Veteran reader David Sigeti wonders if I'd like to comment on this article, in which former US ambassador to Israel Daniel Kurtzer writes about the illegality of the West Bank settlements. Kurtzer's thesis is that much of the settlement activity is illegal - and has been throughout - even by the standards of Israel's legal system.
It's an interesting read, mostly for the quick and truncated glimpse it gives us behind the scenes of the American-Israeli relationship; on one level, the American ambassador has routine access to top-level Israeli officials to a degree unmatched by most regular Israeli citizens. (There's also an amusing anecdote, when Kurtzer and some Israelis are trying to agree on where the settlements end, and Kurtzer has relevant secret American intelligence data he's not able to share with the Israelis: because it came from satellites? From Palestinian farmers? From American moles in Israel's officialdom? He doesn't say, alas).
The most interesting thing I come away from the article with is how fiendishly complex the matter really is, with almost no ability to reach agreements about the simplest facts of almost any part of the story. What is the legal case? Who owns which land? How does anyone know? When is a legal document "right", if at all, ever? If an attorney states a legal position, how do you decide if it's law, or politics, or both, or neither?
For a number of years I've been idly telling myself that once Israel leaves the West Bank, I'd like to write a book about the settlement project and Israeli society. The book can't be a book of history until after the story is over, of course, which is one reason I never started working on it; Kurtzer's article indicates that long before writing about the project and Israeli society, it will first be necessary to figure out what the project was. The simple facts. Because something like 90% of what people think they know to be facts, are actually little more than ideologically-driven hearsay.

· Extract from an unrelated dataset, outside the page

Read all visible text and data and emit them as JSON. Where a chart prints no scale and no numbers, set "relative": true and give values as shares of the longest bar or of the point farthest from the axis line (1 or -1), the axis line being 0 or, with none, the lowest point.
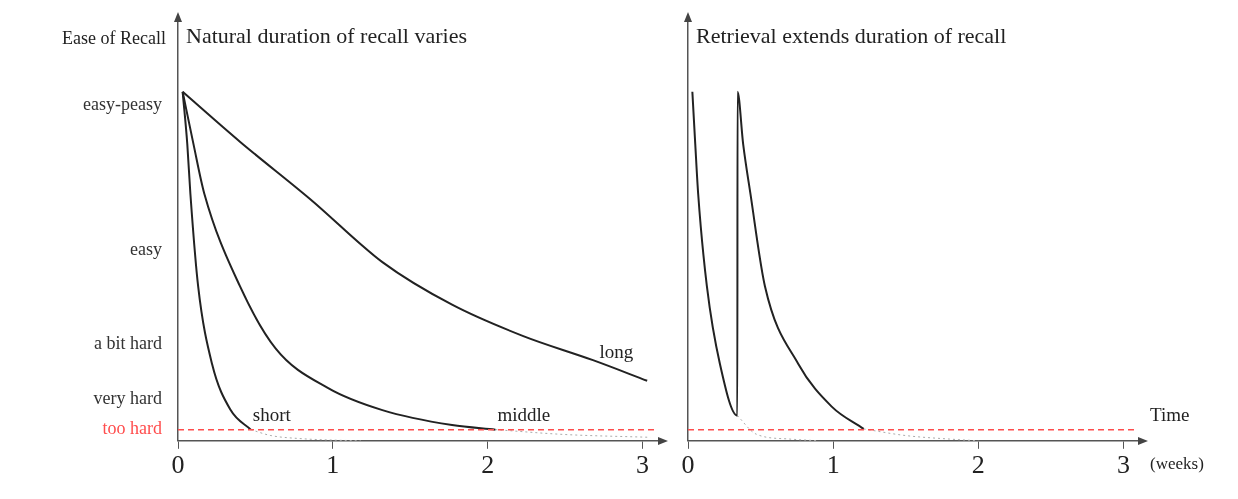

Take the fundamental question: who owns the land. I don't know the answer, which in any case would differ according to whichever plot of it you're standing on. I do know, however, that contrary to everything the media ever tells you, most of the West Bank is barren hill-sides or dessert, and has been forever. It's not fertile farmland, not olive groves nor vineyards, and certainly not towns and villages. Thorny hillsides, dry and dusty ravines. Before you determine who owns pieces of it, you're going to have to figure out how they may have come to claim that ownership.
Back to Kurtzer's thesis, however: I expect he's roughly right. Much of the settlement project happened in murky gray zones on the edge of legality, some of it on the outside parts of it. This is not the reason the settlements need eventually to be disbanded, most of them: that's a matter of politics. As regular readers will recognize, I'm of the opinion that in matters of international relations politics, power relations and national interests generally trump legality. When they don't, it's often because the power brokers managed to have the law written to fit their purposes. Sorry if that makes me sound like a cynic.